Trickle-down economics was not the only reason for the prosperity. Reagan not only cut taxes, but he also increased government spending by 2.5 percent a year. He almost tripled the Federal debt. It grew from $997 billion in 1981 to $2.85 trillion in 1989. Most of the new spending went to defense. It supported Reagan's successful efforts to end the Cold War and bring down the Soviet Union. Trickle-down economics, in its pure form, was never tested. It's more likely that massive government spending ended the recession. (Source: William A. Niskanen, "Reaganomics," Library of Economics and Liberty.)

To end the 2001 recession, President George W. Bush cut income taxes with JGTRRA. That ended the recession by November of that year. But unemployment rose to 6 percent, so Bush cut business taxes with EGTRRA in 2003.

It appeared that the tax cuts worked. At the same time, the Federal Reserve lowered the Fed funds rate from 6 percent to 1 percent during this same period.  It's unclear whether tax cuts or another stimulus were what worked.

Trickle-down economics says that Reagan's lower tax rates should have helped all income levels.

In fact, the exact opposite occurred. Income inequality worsened.
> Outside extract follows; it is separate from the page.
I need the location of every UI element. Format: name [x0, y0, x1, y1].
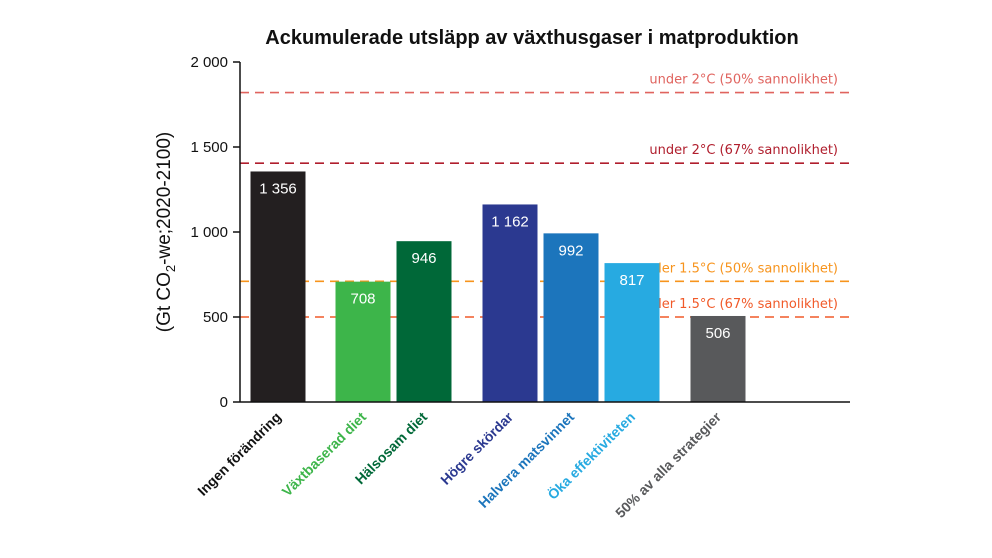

Between 1979 and 2005, after-tax household income rose 6 percent for the bottom fifth. That sounds great until you see what happened for the top fifth -- an 80 percent increase in income. The top 1 percent saw their income triple. Instead of trickling down, it appears that prosperity trickled up. (Source: Steven Greenhouse, The Big Squeeze, pp.6-9.)

Why Trickle-Down Economics Is Relevant Today

Despite its shortcomings, Republicans use trickle-down economics to guide policy. In 2017, Republican President Donald Trump proposed cutting taxes for the wealthy.

He also wants to end taxes on capital gains and dividends for everyone making less than $50,000 a year. Trump would lower the corporate tax rate to attract more corporations. He said it would boost growth enough to make up for the debt increase.

In 2010, the popular Tea Party movement rode into power during the mid-term elections.  They wanted to cut government spending and taxes. As a result, Congress extended the George Bush tax cuts, even for those making $250,000 or more.